The modulo operation returns the remainder left after dividing one number by another. This calculator computes that remainder along with the integer quotient and a verification check, using the same sign convention as most programming languages: the remainder takes the sign of the dividend. Modular arithmetic powers clock math, hashing, cryptography, and the common test for whether a number is even or odd.

Formula

remainder = dividend mod divisor; quotient = floor(dividend / divisor); check = divisor * quotient + remainder

dividend
The number being divided
divisor
The number you divide by (must not be zero)
remainder
What is left over; takes the sign of the dividend
quotient
The division rounded down (floor) toward negative infinity

How it works

  1. Enter the dividend (the number being divided) and the divisor (the number you divide by). The divisor must not be zero.
  2. The calculator computes the remainder using the dividend modulo the divisor, and the quotient as the dividend divided by the divisor rounded down toward negative infinity.
  3. It also returns a verification value, divisor times quotient plus remainder, which should equal the original dividend, confirming the result is consistent.

Worked examples

Compute 17 mod 5.

  1. Quotient: floor(17 / 5) = floor(3.4) = 3.
  2. Remainder: 17 - (5 x 3) = 17 - 15 = 2.
  3. Verify: 5 x 3 + 2 = 17, matching the dividend.

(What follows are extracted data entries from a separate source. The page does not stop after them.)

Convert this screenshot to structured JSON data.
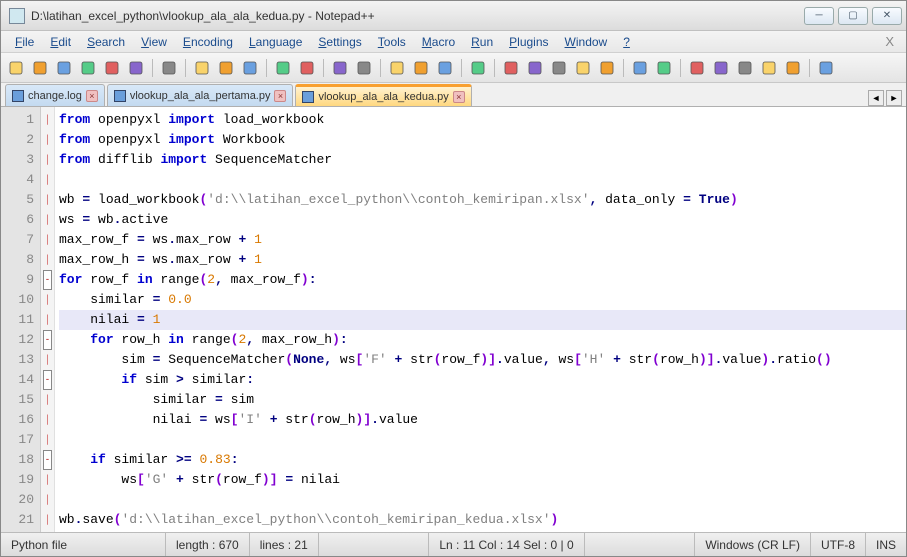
{
  "title": "D:\\latihan_excel_python\\vlookup_ala_ala_kedua.py - Notepad++",
  "menus": [
    "File",
    "Edit",
    "Search",
    "View",
    "Encoding",
    "Language",
    "Settings",
    "Tools",
    "Macro",
    "Run",
    "Plugins",
    "Window",
    "?"
  ],
  "tabs": [
    {
      "label": "change.log",
      "active": false
    },
    {
      "label": "vlookup_ala_ala_pertama.py",
      "active": false
    },
    {
      "label": "vlookup_ala_ala_kedua.py",
      "active": true
    }
  ],
  "line_numbers": [
    "1",
    "2",
    "3",
    "4",
    "5",
    "6",
    "7",
    "8",
    "9",
    "10",
    "11",
    "12",
    "13",
    "14",
    "15",
    "16",
    "17",
    "18",
    "19",
    "20",
    "21"
  ],
  "code_lines": [
    [
      {
        "t": "kw",
        "v": "from"
      },
      {
        "t": "id",
        "v": " openpyxl "
      },
      {
        "t": "kw",
        "v": "import"
      },
      {
        "t": "id",
        "v": " load_workbook"
      }
    ],
    [
      {
        "t": "kw",
        "v": "from"
      },
      {
        "t": "id",
        "v": " openpyxl "
      },
      {
        "t": "kw",
        "v": "import"
      },
      {
        "t": "id",
        "v": " Workbook"
      }
    ],
    [
      {
        "t": "kw",
        "v": "from"
      },
      {
        "t": "id",
        "v": " difflib "
      },
      {
        "t": "kw",
        "v": "import"
      },
      {
        "t": "id",
        "v": " SequenceMatcher"
      }
    ],
    [
      {
        "t": "id",
        "v": ""
      }
    ],
    [
      {
        "t": "id",
        "v": "wb "
      },
      {
        "t": "op",
        "v": "="
      },
      {
        "t": "id",
        "v": " load_workbook"
      },
      {
        "t": "par",
        "v": "("
      },
      {
        "t": "str",
        "v": "'d:\\\\latihan_excel_python\\\\contoh_kemiripan.xlsx'"
      },
      {
        "t": "op",
        "v": ","
      },
      {
        "t": "id",
        "v": " data_only "
      },
      {
        "t": "op",
        "v": "="
      },
      {
        "t": "id",
        "v": " "
      },
      {
        "t": "lit",
        "v": "True"
      },
      {
        "t": "par",
        "v": ")"
      }
    ],
    [
      {
        "t": "id",
        "v": "ws "
      },
      {
        "t": "op",
        "v": "="
      },
      {
        "t": "id",
        "v": " wb"
      },
      {
        "t": "op",
        "v": "."
      },
      {
        "t": "id",
        "v": "active"
      }
    ],
    [
      {
        "t": "id",
        "v": "max_row_f "
      },
      {
        "t": "op",
        "v": "="
      },
      {
        "t": "id",
        "v": " ws"
      },
      {
        "t": "op",
        "v": "."
      },
      {
        "t": "id",
        "v": "max_row "
      },
      {
        "t": "op",
        "v": "+"
      },
      {
        "t": "id",
        "v": " "
      },
      {
        "t": "num",
        "v": "1"
      }
    ],
    [
      {
        "t": "id",
        "v": "max_row_h "
      },
      {
        "t": "op",
        "v": "="
      },
      {
        "t": "id",
        "v": " ws"
      },
      {
        "t": "op",
        "v": "."
      },
      {
        "t": "id",
        "v": "max_row "
      },
      {
        "t": "op",
        "v": "+"
      },
      {
        "t": "id",
        "v": " "
      },
      {
        "t": "num",
        "v": "1"
      }
    ],
    [
      {
        "t": "kw",
        "v": "for"
      },
      {
        "t": "id",
        "v": " row_f "
      },
      {
        "t": "kw",
        "v": "in"
      },
      {
        "t": "id",
        "v": " range"
      },
      {
        "t": "par",
        "v": "("
      },
      {
        "t": "num",
        "v": "2"
      },
      {
        "t": "op",
        "v": ","
      },
      {
        "t": "id",
        "v": " max_row_f"
      },
      {
        "t": "par",
        "v": ")"
      },
      {
        "t": "op",
        "v": ":"
      }
    ],
    [
      {
        "t": "id",
        "v": "    similar "
      },
      {
        "t": "op",
        "v": "="
      },
      {
        "t": "id",
        "v": " "
      },
      {
        "t": "num",
        "v": "0.0"
      }
    ],
    [
      {
        "t": "id",
        "v": "    nilai "
      },
      {
        "t": "op",
        "v": "="
      },
      {
        "t": "id",
        "v": " "
      },
      {
        "t": "num",
        "v": "1"
      }
    ],
    [
      {
        "t": "id",
        "v": "    "
      },
      {
        "t": "kw",
        "v": "for"
      },
      {
        "t": "id",
        "v": " row_h "
      },
      {
        "t": "kw",
        "v": "in"
      },
      {
        "t": "id",
        "v": " range"
      },
      {
        "t": "par",
        "v": "("
      },
      {
        "t": "num",
        "v": "2"
      },
      {
        "t": "op",
        "v": ","
      },
      {
        "t": "id",
        "v": " max_row_h"
      },
      {
        "t": "par",
        "v": ")"
      },
      {
        "t": "op",
        "v": ":"
      }
    ],
    [
      {
        "t": "id",
        "v": "        sim "
      },
      {
        "t": "op",
        "v": "="
      },
      {
        "t": "id",
        "v": " SequenceMatcher"
      },
      {
        "t": "par",
        "v": "("
      },
      {
        "t": "lit",
        "v": "None"
      },
      {
        "t": "op",
        "v": ","
      },
      {
        "t": "id",
        "v": " ws"
      },
      {
        "t": "par",
        "v": "["
      },
      {
        "t": "str",
        "v": "'F'"
      },
      {
        "t": "id",
        "v": " "
      },
      {
        "t": "op",
        "v": "+"
      },
      {
        "t": "id",
        "v": " str"
      },
      {
        "t": "par",
        "v": "("
      },
      {
        "t": "id",
        "v": "row_f"
      },
      {
        "t": "par",
        "v": ")]"
      },
      {
        "t": "op",
        "v": "."
      },
      {
        "t": "id",
        "v": "value"
      },
      {
        "t": "op",
        "v": ","
      },
      {
        "t": "id",
        "v": " ws"
      },
      {
        "t": "par",
        "v": "["
      },
      {
        "t": "str",
        "v": "'H'"
      },
      {
        "t": "id",
        "v": " "
      },
      {
        "t": "op",
        "v": "+"
      },
      {
        "t": "id",
        "v": " str"
      },
      {
        "t": "par",
        "v": "("
      },
      {
        "t": "id",
        "v": "row_h"
      },
      {
        "t": "par",
        "v": ")]"
      },
      {
        "t": "op",
        "v": "."
      },
      {
        "t": "id",
        "v": "value"
      },
      {
        "t": "par",
        "v": ")"
      },
      {
        "t": "op",
        "v": "."
      },
      {
        "t": "id",
        "v": "ratio"
      },
      {
        "t": "par",
        "v": "()"
      }
    ],
    [
      {
        "t": "id",
        "v": "        "
      },
      {
        "t": "kw",
        "v": "if"
      },
      {
        "t": "id",
        "v": " sim "
      },
      {
        "t": "op",
        "v": ">"
      },
      {
        "t": "id",
        "v": " similar"
      },
      {
        "t": "op",
        "v": ":"
      }
    ],
    [
      {
        "t": "id",
        "v": "            similar "
      },
      {
        "t": "op",
        "v": "="
      },
      {
        "t": "id",
        "v": " sim"
      }
    ],
    [
      {
        "t": "id",
        "v": "            nilai "
      },
      {
        "t": "op",
        "v": "="
      },
      {
        "t": "id",
        "v": " ws"
      },
      {
        "t": "par",
        "v": "["
      },
      {
        "t": "str",
        "v": "'I'"
      },
      {
        "t": "id",
        "v": " "
      },
      {
        "t": "op",
        "v": "+"
      },
      {
        "t": "id",
        "v": " str"
      },
      {
        "t": "par",
        "v": "("
      },
      {
        "t": "id",
        "v": "row_h"
      },
      {
        "t": "par",
        "v": ")]"
      },
      {
        "t": "op",
        "v": "."
      },
      {
        "t": "id",
        "v": "value"
      }
    ],
    [
      {
        "t": "id",
        "v": ""
      }
    ],
    [
      {
        "t": "id",
        "v": "    "
      },
      {
        "t": "kw",
        "v": "if"
      },
      {
        "t": "id",
        "v": " similar "
      },
      {
        "t": "op",
        "v": ">="
      },
      {
        "t": "id",
        "v": " "
      },
      {
        "t": "num",
        "v": "0.83"
      },
      {
        "t": "op",
        "v": ":"
      }
    ],
    [
      {
        "t": "id",
        "v": "        ws"
      },
      {
        "t": "par",
        "v": "["
      },
      {
        "t": "str",
        "v": "'G'"
      },
      {
        "t": "id",
        "v": " "
      },
      {
        "t": "op",
        "v": "+"
      },
      {
        "t": "id",
        "v": " str"
      },
      {
        "t": "par",
        "v": "("
      },
      {
        "t": "id",
        "v": "row_f"
      },
      {
        "t": "par",
        "v": ")]"
      },
      {
        "t": "id",
        "v": " "
      },
      {
        "t": "op",
        "v": "="
      },
      {
        "t": "id",
        "v": " nilai"
      }
    ],
    [
      {
        "t": "id",
        "v": ""
      }
    ],
    [
      {
        "t": "id",
        "v": "wb"
      },
      {
        "t": "op",
        "v": "."
      },
      {
        "t": "id",
        "v": "save"
      },
      {
        "t": "par",
        "v": "("
      },
      {
        "t": "str",
        "v": "'d:\\\\latihan_excel_python\\\\contoh_kemiripan_kedua.xlsx'"
      },
      {
        "t": "par",
        "v": ")"
      }
    ]
  ],
  "folds": {
    "9": "box",
    "12": "box",
    "14": "box",
    "18": "box"
  },
  "current_line": 11,
  "status": {
    "lang": "Python file",
    "length": "length : 670",
    "lines": "lines : 21",
    "pos": "Ln : 11    Col : 14    Sel : 0 | 0",
    "eol": "Windows (CR LF)",
    "enc": "UTF-8",
    "ins": "INS"
  },
  "toolbar_icons": [
    "new",
    "open",
    "save",
    "save-all",
    "close",
    "close-all",
    "print",
    "cut",
    "copy",
    "paste",
    "undo",
    "redo",
    "find",
    "replace",
    "zoom-in",
    "zoom-out",
    "sync",
    "wrap",
    "invis",
    "indent",
    "fold",
    "unfold",
    "comment",
    "bookmark",
    "func",
    "rec",
    "play",
    "play2",
    "play3",
    "stop",
    "abc"
  ]
}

17 mod 5 = 2, with quotient 3.

Compute -17 mod 5 to see the sign behavior.

  1. The remainder follows the dividend sign: -17 mod 5 = -2.
  2. Quotient: floor(-17 / 5) = floor(-3.4) = -4.
  3. Verify: 5 x (-4) + (-2) = -20 - 2 = -22.

-17 mod 5 = -2, with quotient -4 (the engine uses floor for the quotient).

Frequently asked questions

What sign does the remainder take for negative numbers?
The remainder takes the sign of the dividend, following the standard behavior of the modulo operator in languages like JavaScript. So -17 mod 5 gives -2, not 3.
How is modulo different from regular division?
Regular division asks how many times one number fits into another; modulo asks what is left over after that. The quotient and the remainder together fully describe the division.
Why does the calculator show a verification value?
The check computes divisor times quotient plus remainder, which should equal the original dividend. It confirms the quotient and remainder are consistent with each other and with your input.
What is modulo used for in real life?
It is everywhere in computing: testing even or odd (n mod 2), wrapping clock and calendar values, distributing items into buckets via hashing, and the modular arithmetic at the heart of cryptography.